- Robinhood propose des tokens adossés à des actions non cotées comme OpenAI, sans l’accord des sociétés concernées, ce qui pose de sérieux problèmes juridiques.
- Ces jetons n’offrent aucun droit de vote, ni accès à l’information, ni protection en cas de faillite : ils sont considérés comme des securities selon la SEC.
- Des précédents comme Linqto montrent les dangers pour les investisseurs, mais certains y voient une manière d’accélérer l’adaptation du droit à l’innovation.
Des parts d’entreprises tokenisées : un flou légal ?
Robinhood vient de dégainer une nouvelle arme pour séduire les investisseurs européens : des “parts” tokenisées de sociétés non cotées comme OpenAI. À première vue, l’idée est brillante. Mais derrière le vernis techno-financier, des juristes tirent la sonnette d’alarme. À commencer par John Montague, avocat spécialisé en crypto aux États-Unis :
C’est un terrain miné juridique. Le moindre faux pas pourrait coûter cher.
Du rêve d’accessibilité… à la réalité juridique
L’objectif affiché par Robinhood : démocratiser l’accès à des actions de startups privées, jusqu’ici réservées aux fonds et aux ultra-riches.
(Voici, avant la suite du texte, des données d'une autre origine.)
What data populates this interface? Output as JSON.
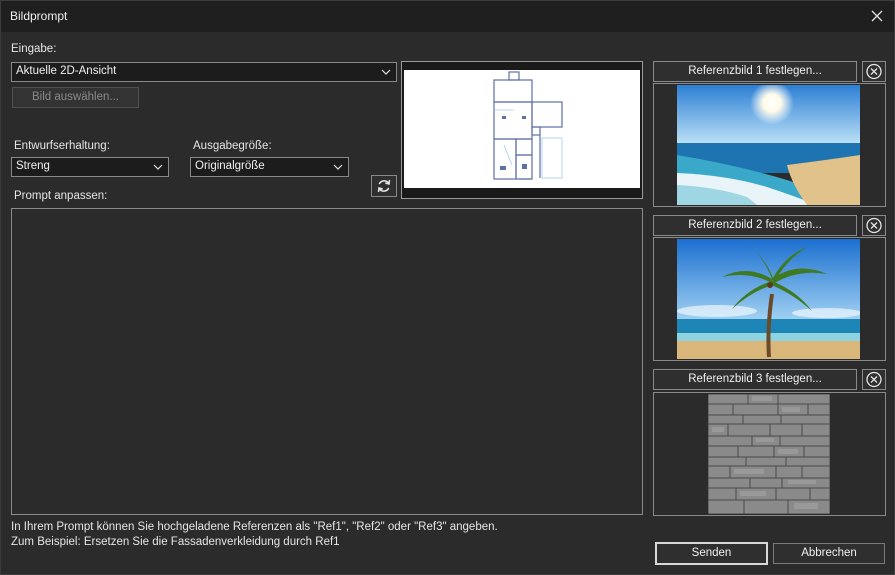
{
  "window": {
    "title": "Bildprompt"
  },
  "input": {
    "label": "Eingabe:",
    "value": "Aktuelle 2D-Ansicht",
    "select_image_label": "Bild auswählen..."
  },
  "design_retention": {
    "label": "Entwurfserhaltung:",
    "value": "Streng"
  },
  "output_size": {
    "label": "Ausgabegröße:",
    "value": "Originalgröße"
  },
  "prompt": {
    "label": "Prompt anpassen:",
    "value": ""
  },
  "hints": {
    "line1": "In Ihrem Prompt können Sie hochgeladene Referenzen als \"Ref1\", \"Ref2\" oder \"Ref3\" angeben.",
    "line2": "Zum Beispiel: Ersetzen Sie die Fassadenverkleidung durch Ref1"
  },
  "references": [
    {
      "label": "Referenzbild 1 festlegen...",
      "image": "beach-sun"
    },
    {
      "label": "Referenzbild 2 festlegen...",
      "image": "palm-tree"
    },
    {
      "label": "Referenzbild 3 festlegen...",
      "image": "stone-wall"
    }
  ],
  "buttons": {
    "send": "Senden",
    "cancel": "Abbrechen"
  },
  "icons": {
    "close": "close-icon",
    "refresh": "refresh-icon",
    "dropdown": "chevron-down-icon",
    "remove": "remove-circle-icon"
  }
}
Comment ? En émettant des jetons adossés à un véhicule d’investissement (SPV), censés refléter une fraction des parts d’entreprises comme OpenAI. Problème : ni OpenAI ni les autres sociétés concernées n’ont donné leur accord.
OpenAI est d’ailleurs formel : cette offre est “non autorisée” et probablement “illégale”. Et Robinhood n’est pas la seule plateforme dans le viseur. En avril, Figure AI, autre star montante de l’IA, avait déjà envoyé des mises en demeure à plusieurs courtiers pour avoir revendu ses actions sans feu vert du conseil d’administration.
Une simple faille ou un gouffre juridique ?
Le risque ne se limite pas à une tape sur les doigts. Pour Montague, il y a de fortes chances que des entreprises engagent des poursuites contre Robinhood et ses partenaires.
Créer un SPV pour contourner un pacte d’actionnaires ou un règlement interne, c’est du pain béni pour les avocats d’entreprise.
En clair : les détenteurs de ces tokens n’ont ni droits de vote, ni accès à l’information stratégique, ni garantie en cas de faillite. Ce sont des produits dérivés, sans le moindre ancrage dans le capital réel. Et ça, pour la SEC, ça s’appelle une security. D’ailleurs, la commissaire Hester Peirce l’a rappelé sans ambages : toute offre de ce type doit se conformer strictement aux lois fédérales sur les valeurs mobilières.
Un précédent inquiétant : Linqto
L’affaire Linqto, passée relativement inaperçue, sert d’avertissement. Cette plateforme proposait elle aussi une exposition tokenisée à des sociétés privées. Elle vient de déposer le bilan. Résultat : incertitude totale pour les détenteurs de tokens. Rien ne garantit qu’ils récupéreront quoi que ce soit dans la procédure de liquidation.
Un pari risqué… mais nécessaire ?
Ils prennent un vrai risque, mais ils forcent la régulation à se réveiller. Et ça pourrait profiter à tout l’écosystème.
Malgré tout, Montague reconnaît une chose : sans initiatives comme celle de Robinhood, le droit ne bougera pas.
Reste à savoir si les investisseurs comprendront qu’ils achètent un jeton, pas une action. Et surtout, si les prochaines bulles de l’IA ne seront pas gonflées à coups de tokens sans substance.